Em 1968, (durante a ditadura militar que arrasou o Brasil) Gilberto Gil e Caetano Veloso foram presos após o Natal vítimas do AI5. Liberados só depois do Carnaval, na quarta-feira de Cinzas, Gil viu o Rio de Janeiro ainda enfeitado com motivos carnavalescos e escreveu: "O Rio de Janeiro continua lindo".

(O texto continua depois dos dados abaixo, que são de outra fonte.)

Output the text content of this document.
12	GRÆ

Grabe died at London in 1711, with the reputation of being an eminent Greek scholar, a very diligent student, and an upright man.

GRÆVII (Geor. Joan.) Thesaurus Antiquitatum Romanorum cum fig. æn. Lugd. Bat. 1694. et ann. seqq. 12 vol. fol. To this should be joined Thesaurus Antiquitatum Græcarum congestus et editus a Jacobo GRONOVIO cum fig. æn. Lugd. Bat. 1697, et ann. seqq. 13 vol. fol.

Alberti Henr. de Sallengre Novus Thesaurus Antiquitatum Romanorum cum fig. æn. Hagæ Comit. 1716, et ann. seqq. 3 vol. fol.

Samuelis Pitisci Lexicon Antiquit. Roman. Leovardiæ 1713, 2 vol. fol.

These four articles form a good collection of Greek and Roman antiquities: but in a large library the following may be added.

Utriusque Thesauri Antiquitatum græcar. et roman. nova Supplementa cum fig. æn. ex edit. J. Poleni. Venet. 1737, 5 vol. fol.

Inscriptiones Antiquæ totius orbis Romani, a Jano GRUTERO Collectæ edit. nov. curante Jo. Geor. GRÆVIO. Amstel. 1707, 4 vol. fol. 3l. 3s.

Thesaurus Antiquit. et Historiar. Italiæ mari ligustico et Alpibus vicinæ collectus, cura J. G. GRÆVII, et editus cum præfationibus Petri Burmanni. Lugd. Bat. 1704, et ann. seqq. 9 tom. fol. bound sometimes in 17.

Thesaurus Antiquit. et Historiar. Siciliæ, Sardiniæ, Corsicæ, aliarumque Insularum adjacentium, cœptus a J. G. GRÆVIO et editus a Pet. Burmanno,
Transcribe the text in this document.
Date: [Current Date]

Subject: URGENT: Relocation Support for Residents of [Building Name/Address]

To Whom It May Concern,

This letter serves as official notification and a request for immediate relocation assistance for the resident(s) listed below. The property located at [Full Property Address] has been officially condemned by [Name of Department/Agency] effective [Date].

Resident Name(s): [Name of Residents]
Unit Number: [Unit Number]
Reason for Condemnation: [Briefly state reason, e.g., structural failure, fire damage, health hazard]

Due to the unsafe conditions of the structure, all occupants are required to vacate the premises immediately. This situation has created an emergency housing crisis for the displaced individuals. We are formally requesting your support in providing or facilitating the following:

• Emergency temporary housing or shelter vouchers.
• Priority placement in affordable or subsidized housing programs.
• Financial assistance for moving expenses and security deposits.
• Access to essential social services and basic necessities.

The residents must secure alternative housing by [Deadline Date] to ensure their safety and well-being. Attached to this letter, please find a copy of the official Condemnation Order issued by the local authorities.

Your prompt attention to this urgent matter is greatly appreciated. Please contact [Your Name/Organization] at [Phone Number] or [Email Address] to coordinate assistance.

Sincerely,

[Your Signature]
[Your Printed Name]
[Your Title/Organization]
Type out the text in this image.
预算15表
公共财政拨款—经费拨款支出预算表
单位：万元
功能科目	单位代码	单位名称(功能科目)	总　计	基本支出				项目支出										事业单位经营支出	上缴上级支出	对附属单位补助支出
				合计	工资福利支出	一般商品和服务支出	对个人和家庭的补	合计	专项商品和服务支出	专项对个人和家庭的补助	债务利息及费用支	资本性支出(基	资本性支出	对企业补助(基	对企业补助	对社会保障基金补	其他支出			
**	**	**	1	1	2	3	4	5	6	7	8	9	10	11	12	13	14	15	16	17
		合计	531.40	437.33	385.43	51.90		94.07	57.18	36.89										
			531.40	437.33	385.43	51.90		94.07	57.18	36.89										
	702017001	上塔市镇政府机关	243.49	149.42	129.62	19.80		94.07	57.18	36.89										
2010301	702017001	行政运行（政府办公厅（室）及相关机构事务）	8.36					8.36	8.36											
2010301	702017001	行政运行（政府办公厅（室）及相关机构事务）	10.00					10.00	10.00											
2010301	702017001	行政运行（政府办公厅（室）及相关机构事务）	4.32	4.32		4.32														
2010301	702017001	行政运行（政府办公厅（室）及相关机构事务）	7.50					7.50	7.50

O tempo passou, e Gil ainda tem razão. O Rio de sambas e batucadas, dos malandros e mulatas, de requebros febris, da desigualdade social, dos meninos de rua dormindo espatifados na calçada como frutas caídas aos pés da sociedade organizada. O Rio das favelas e senhoras repuxadas de Copacabana, da mistura democrática da praia, do cheiro de urina e gás, do biscoito Globo e do Mate Leão. Das AR15 e do Bope. Do metro quadrado mais caro do mundo, e da vista da favela do Vidigal acendendo o morro Dois Irmãos. Do caos da Maré, do conforto de Botafogo, dos famosos na Barra, dos congestionamentos da Linha Amarela. Do Túnel Rebouças - escolhido para separar as classes -, e do Cristo de braços abertos - escolhido para reunir as classes. Toda vez, o Rio me fascina. Saio de lá com a sensação estranha de que deveria ficar, coisa que sinto por pouquíssimos lugares. Talvez sejam os bares da praia, ou os bares longe da praia, de onde se pode sentir o cheiro do mar. Ou os bares da Lapa, ressonando e fervilhando o samba, e o Rap, o Funk, o House e todos os ritmos numa mistura ardente e pecaminosa. Talvez seja porque lá, como no samba da Mangueira, me sinto povo, raça, missigenação; crioulo, caboclo, retrato mestiço de fato. No Rio de Janeiro, me sinto brasileiro, graças a Deus!